Anthony Williams wrote:
"Cory Nelson" <phrosty@gmail.com> writes:
2) It doesn't spin at all - giving an app a chance to stay away from WaitForSingleObject on multithreaded systems will be a good boost to scalability under typical use. Win32 critical sections have a default spin count of 4000 on multithreaded systems. With multi-core getting more and more common I think this is an important aspect to consider.
Yes, it's worth considering. I would be intrigued to see what difference it made. I have a dual-core system and a single-core system, so I could see how it performed on both with/without spinning. Any ideas for how to construct a benchmark?
I would advise against spinning.
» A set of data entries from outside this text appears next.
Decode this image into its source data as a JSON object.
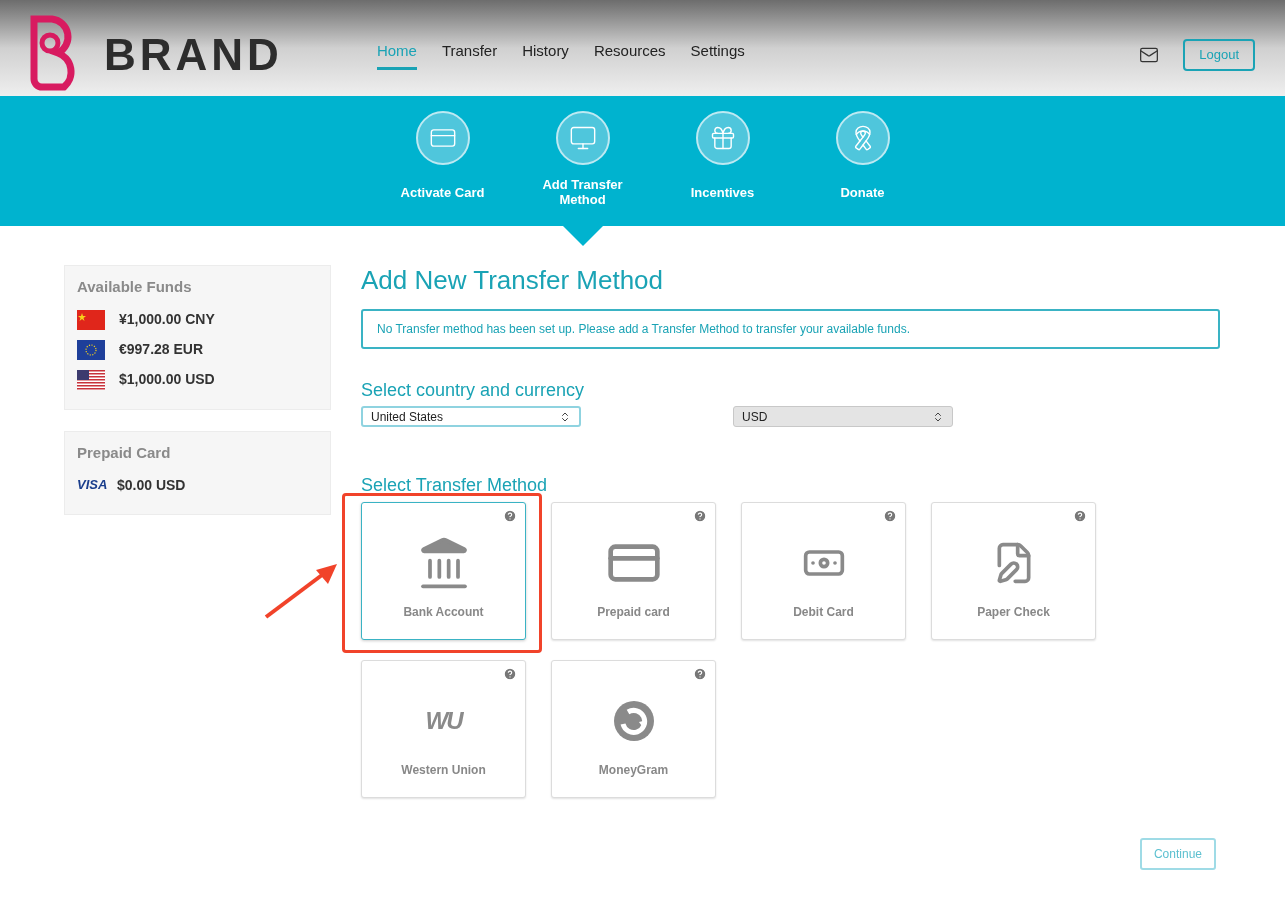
{
  "header": {
    "logo_text": "BRAND",
    "nav": [
      {
        "label": "Home",
        "selected": true
      },
      {
        "label": "Transfer",
        "selected": false
      },
      {
        "label": "History",
        "selected": false
      },
      {
        "label": "Resources",
        "selected": false
      },
      {
        "label": "Settings",
        "selected": false
      }
    ],
    "logout": "Logout"
  },
  "actions": [
    {
      "label": "Activate Card",
      "kind": "card",
      "selected": false
    },
    {
      "label": "Add Transfer Method",
      "kind": "monitor",
      "selected": true
    },
    {
      "label": "Incentives",
      "kind": "gift",
      "selected": false
    },
    {
      "label": "Donate",
      "kind": "ribbon",
      "selected": false
    }
  ],
  "sidebar": {
    "funds_title": "Available Funds",
    "funds": [
      {
        "kind": "cn",
        "amount": "¥1,000.00 CNY"
      },
      {
        "kind": "eu",
        "amount": "€997.28 EUR"
      },
      {
        "kind": "us",
        "amount": "$1,000.00 USD"
      }
    ],
    "prepaid_title": "Prepaid Card",
    "prepaid": {
      "brand": "VISA",
      "amount": "$0.00 USD"
    }
  },
  "main": {
    "title": "Add New Transfer Method",
    "notice": "No Transfer method has been set up. Please add a Transfer Method to transfer your available funds.",
    "country_heading": "Select country and currency",
    "selects": [
      {
        "value": "United States",
        "focused": true
      },
      {
        "value": "USD",
        "focused": false
      }
    ],
    "method_heading": "Select Transfer Method",
    "methods": [
      {
        "label": "Bank Account",
        "kind": "bank",
        "selected": true
      },
      {
        "label": "Prepaid card",
        "kind": "prepaid",
        "selected": false
      },
      {
        "label": "Debit Card",
        "kind": "debit",
        "selected": false
      },
      {
        "label": "Paper Check",
        "kind": "check",
        "selected": false
      },
      {
        "label": "Western Union",
        "kind": "wu",
        "logo_text": "WU",
        "selected": false
      },
      {
        "label": "MoneyGram",
        "kind": "moneygram",
        "selected": false
      }
    ],
    "continue": "Continue"
  }
}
Spinning is a bit of a gamble; it may or may not be a win depending on several factors (average critical section length, spin count, whether other threads in ready state can make better use of the CPU time, context switch performance) and the optimal spin count is very application-dependent. It isn't a problem if the user gambles with his own money, so to speak, i.e. spins manually with try_lock. However it can be a problem if the implementation gambles with the user's money and loses, since there is no way to make it not spin. IOW, you can easily turn a non-spinning mutex into a spinning mutex, but not vice versa. It's true that spinning can improve the performance of the "average application" but you have to have data on that average application... and it still might be a loss for a specific application. In addition, spinning is more suitable for ordinary mutexes, since their critical sections are expected to be short, and hence the probability that a thread will spin while the thread holding the mutex is scheduled on the same core is low (a situation where spinning is a guaranteed loss.) A read-write mutex, on the other hand, can easily have a longer writer critical section that can span multiple quantums, and hence, it can be better for readers not to spin in order to get out of the writer's way as quickly as possible... since a sluggish writer can block many readers in a worst case scenario. It would be hard to determine the optimal spin count for the "average application" by using benchmarks... you don't know how to represent the average app in a benchmark. It could be possible if the optimal spin count stays relatively constant during varying scenarios, I guess...